Son zamanlarda
bazı odaklarca toplumsal değerlerimize yönelik sinsi bir saldırı yapılmakta.
Her gün başka bir yerde tertiplenen bu saldırılar toplumun inançlı kesiminde
ciddi bir rahatsızlık oluşturmakta. Bu hadsizler çizmeyi aşmaya başladılar. Bu
münferit olayların toplumda bir patlamaya yol açmaması için hükümetin acil ve
caydırıcı tedbirler alması elzemdir. Bu edepsizliklerin gelip dayanacağı son
nokta toplumsal olaylar olacaktır.
Değersiz
insanların kapalı kapılar ardında işlediği melanetler kendilerini ilgilendirir.
Amma topluma çıktıklarında toplumun ahlaki değerlerine saygı duymak zorundalar.
Ben senin ahlaksızlığını görmek zorunda değilim. Benim inancım senin
ahlaksızlığını kaldıramaz. Bu konuda haddini bileceksin. Haddini bilmeyenlere
devlet bildirecek.
Hele hele son
görüntüler artık bardağı taşıran bir damla oldu. Kutsal kitabımız Kur’an’a
yapılan alçakça muamele gavur memleketinde bile yapılmamıştır. Bu alçaklığı,
rezilliği ve kepazeliği kaldıracak bir Müslüman da bulunmamaktadır. Bu konuda
devlet üstüne düşeni yapmaz ise, yarın öbür gün yaşanacak toplumsal
tepkilerin de sorumlusu olur. Çünkü ar, şeref, namus ve inanç bazıları için bir
değer ifade etmese de Müslümanlar için dünyadan daha önemlidir.
Bu ülkede
beraber yaşayacak isek, herkes birbirine saygı duymak zorunda. Hakaret etmeden,
aşağılamadan, fikrini beyan etmek isteyene zaten kimsenin diyeceği bir şey yok.

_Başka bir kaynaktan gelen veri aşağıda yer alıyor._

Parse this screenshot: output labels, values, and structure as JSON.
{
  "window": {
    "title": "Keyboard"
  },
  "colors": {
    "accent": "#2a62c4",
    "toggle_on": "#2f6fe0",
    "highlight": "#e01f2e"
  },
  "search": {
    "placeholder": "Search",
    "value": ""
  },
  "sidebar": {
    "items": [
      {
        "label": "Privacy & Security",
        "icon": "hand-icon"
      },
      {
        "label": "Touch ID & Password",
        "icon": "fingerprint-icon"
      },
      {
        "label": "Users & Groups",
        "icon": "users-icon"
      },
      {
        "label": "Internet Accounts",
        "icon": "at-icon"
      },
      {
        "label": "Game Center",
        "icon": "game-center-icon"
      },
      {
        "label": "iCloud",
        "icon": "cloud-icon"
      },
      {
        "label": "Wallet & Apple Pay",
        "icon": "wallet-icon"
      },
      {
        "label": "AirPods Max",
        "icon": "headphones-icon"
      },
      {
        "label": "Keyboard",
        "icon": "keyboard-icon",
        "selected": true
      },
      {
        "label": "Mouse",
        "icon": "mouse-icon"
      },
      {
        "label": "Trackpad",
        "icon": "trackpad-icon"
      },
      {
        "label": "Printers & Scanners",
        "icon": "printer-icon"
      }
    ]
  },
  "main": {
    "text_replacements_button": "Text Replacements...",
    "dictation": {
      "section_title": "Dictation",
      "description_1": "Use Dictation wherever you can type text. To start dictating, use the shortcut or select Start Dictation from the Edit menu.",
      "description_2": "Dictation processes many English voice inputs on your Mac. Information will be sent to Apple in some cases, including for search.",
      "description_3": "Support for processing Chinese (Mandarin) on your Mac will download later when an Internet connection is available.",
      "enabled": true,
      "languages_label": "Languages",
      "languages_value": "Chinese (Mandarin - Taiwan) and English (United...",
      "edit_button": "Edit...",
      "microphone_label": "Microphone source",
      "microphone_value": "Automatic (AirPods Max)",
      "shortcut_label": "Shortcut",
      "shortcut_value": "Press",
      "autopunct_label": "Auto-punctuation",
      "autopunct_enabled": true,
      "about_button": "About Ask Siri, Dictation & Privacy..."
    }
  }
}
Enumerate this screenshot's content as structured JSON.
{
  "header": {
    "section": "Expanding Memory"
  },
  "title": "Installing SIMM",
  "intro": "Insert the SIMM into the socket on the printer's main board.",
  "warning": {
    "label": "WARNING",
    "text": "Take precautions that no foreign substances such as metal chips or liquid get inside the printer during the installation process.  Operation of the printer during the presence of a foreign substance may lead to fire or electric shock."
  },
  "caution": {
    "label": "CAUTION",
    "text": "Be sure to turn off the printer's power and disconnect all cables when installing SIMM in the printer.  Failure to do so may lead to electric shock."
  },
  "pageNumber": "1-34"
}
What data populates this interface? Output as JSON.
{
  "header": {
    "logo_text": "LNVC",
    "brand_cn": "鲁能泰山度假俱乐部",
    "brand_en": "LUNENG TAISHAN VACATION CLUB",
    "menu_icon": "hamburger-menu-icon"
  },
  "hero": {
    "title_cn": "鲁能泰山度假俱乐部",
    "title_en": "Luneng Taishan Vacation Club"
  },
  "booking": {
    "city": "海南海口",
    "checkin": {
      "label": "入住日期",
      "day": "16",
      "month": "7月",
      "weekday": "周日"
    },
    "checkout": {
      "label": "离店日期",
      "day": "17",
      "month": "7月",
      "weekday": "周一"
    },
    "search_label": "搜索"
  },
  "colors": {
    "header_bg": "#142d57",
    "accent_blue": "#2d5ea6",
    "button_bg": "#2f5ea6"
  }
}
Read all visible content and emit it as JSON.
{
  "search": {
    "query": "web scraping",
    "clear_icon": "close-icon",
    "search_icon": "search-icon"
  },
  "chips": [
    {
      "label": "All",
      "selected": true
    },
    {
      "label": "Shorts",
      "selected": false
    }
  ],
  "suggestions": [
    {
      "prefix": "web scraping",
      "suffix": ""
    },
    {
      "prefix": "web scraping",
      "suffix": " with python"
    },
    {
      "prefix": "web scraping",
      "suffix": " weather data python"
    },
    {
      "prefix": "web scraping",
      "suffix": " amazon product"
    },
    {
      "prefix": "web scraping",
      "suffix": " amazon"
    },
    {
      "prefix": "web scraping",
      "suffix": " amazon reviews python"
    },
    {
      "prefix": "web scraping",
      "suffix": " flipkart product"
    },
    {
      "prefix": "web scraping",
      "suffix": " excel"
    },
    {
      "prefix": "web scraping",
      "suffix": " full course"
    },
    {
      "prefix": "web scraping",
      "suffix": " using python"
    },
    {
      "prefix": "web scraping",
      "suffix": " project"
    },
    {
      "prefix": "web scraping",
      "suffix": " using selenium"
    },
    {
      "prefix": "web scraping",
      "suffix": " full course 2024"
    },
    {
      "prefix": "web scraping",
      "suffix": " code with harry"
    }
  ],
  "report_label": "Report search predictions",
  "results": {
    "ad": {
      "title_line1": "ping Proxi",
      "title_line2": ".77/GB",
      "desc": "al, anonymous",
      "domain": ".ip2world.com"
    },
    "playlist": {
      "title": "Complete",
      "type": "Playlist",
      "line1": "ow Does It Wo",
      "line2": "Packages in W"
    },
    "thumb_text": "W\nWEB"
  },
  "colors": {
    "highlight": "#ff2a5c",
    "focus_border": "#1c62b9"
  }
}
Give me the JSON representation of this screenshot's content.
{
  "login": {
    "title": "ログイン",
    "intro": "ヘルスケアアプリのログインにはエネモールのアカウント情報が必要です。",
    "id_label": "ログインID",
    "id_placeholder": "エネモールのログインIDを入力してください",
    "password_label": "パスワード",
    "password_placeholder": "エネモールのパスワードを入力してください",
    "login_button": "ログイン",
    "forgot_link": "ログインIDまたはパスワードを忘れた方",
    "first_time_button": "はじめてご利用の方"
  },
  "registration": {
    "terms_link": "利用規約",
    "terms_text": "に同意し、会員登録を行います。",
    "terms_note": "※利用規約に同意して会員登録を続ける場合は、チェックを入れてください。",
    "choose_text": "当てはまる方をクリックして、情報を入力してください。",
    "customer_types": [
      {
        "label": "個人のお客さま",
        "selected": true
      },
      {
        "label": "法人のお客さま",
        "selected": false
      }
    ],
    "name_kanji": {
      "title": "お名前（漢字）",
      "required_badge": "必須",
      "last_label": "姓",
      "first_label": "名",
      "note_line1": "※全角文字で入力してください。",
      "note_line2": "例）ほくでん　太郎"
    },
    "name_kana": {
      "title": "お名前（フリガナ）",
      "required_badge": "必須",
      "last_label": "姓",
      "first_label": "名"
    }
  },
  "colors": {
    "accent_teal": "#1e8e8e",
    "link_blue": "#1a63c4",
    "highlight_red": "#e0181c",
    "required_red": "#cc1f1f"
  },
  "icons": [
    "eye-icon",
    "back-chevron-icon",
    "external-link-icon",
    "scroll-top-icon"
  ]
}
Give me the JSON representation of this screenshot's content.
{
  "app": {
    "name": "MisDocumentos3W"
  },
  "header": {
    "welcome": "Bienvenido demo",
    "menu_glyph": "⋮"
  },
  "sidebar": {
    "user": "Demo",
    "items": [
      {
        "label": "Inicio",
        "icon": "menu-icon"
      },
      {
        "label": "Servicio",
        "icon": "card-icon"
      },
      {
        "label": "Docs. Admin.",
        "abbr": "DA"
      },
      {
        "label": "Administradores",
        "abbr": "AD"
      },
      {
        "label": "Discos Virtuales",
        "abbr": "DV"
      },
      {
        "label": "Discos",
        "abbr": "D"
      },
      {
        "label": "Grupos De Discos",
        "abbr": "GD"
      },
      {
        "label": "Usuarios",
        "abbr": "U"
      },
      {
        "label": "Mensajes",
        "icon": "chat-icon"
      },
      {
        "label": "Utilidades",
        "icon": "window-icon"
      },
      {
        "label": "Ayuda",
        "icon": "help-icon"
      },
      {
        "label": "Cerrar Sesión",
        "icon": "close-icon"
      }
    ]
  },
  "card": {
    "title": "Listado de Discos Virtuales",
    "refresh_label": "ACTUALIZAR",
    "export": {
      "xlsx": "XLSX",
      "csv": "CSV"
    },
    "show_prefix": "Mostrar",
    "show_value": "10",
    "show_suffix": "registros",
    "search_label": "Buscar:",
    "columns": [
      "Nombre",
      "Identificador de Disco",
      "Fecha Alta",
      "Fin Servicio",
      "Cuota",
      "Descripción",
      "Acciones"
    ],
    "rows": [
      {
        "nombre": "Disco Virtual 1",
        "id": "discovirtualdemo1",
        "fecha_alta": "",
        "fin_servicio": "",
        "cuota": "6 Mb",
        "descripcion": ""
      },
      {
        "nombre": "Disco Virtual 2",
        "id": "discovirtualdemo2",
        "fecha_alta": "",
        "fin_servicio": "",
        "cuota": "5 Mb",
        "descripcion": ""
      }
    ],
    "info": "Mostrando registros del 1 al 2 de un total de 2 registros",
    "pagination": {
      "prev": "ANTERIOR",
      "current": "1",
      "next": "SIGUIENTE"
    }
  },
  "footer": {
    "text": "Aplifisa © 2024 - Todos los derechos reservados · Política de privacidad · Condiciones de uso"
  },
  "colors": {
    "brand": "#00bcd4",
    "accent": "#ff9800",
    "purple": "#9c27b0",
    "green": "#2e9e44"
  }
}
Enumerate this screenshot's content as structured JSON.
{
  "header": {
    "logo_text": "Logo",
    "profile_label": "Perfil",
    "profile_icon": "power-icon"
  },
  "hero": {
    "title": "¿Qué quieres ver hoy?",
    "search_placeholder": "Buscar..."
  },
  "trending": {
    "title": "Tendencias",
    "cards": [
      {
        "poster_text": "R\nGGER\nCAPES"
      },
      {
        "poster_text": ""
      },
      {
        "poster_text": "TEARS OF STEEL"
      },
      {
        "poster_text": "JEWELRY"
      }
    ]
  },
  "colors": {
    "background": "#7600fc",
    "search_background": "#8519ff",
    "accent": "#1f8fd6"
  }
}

Ama hayvanlar gibi sokakta çiftleşmeye, çıplak yürümeye, Kur’an’ı aşağılamaya
da kimse izin vermez. Şu anda Müslümanların sinir uçlarına dokunuyorsunuz. Bu
insanlar çok sabırlıdırlar. Ama baraj bir patladı mı inanın kimse önünde
duramaz.
Bakın,
Müslümanlar alabildiğine hoşgörülü ve saygılıdırlar. Yüzyıllarca başka inanç ve
kültürlerle beraber yaşarız. Yüzyıldır inancımıza ters kanunlarla idare
ediliyoruz. Yine de karışıklık çıkarmadık. Ama İslam düşmanlarının eline geçen
ilk fırsatta İslam’a saldırmaya, değerlerini tahkir etmeye ve yok etmeye
çalışmışlardır. Bu istisnasız dünyanın her yerinde böyle olmuştur. Çünkü İslam’ın
insanları kendisine çeken havası onları korkutmuştur. Biliyorlar ki hak geldi
mi batıl yok olur gider. Dolayısıyla hakkı sürekli baskı altına almışlar. Yok
etmeye çalışmışlar. Ama nafile. Hakikat güneş gibidir daima parlar. Ve
insanları kendine çeker.
Kadın hakları
diye diye insanlar kimseye bir şey diyemez oldular. Evde, okulda, sokakta
kadınlar dokunulmaz oldular. Edepsizler, insanları öyle şeylerle tehdit
ediyorlar ki aklın durur. Ama dokunmak, laf söylemek yasak. Sokakta köpekler
insanları parçalar ama hayvanlara dokunmak yasak. Okulda her türlü edepsizlik
edilir öğretmene, laf söylemek yasak. Televizyonlar gündüz kuşağında iğrenç
programlar yapar ama kaldırmak yasak. Zina almış başını gidiyor önüne geçmek
yasak.
Buraya nasıl
geldik? Kötülüğü serbest bırakıp iyiliği ne zaman hapsettik?
Artık gelinen
noktada bıçak kemiğe dayanmıştır. Yetkililer bu konuda gereken tedbirleri
almalıdırlar.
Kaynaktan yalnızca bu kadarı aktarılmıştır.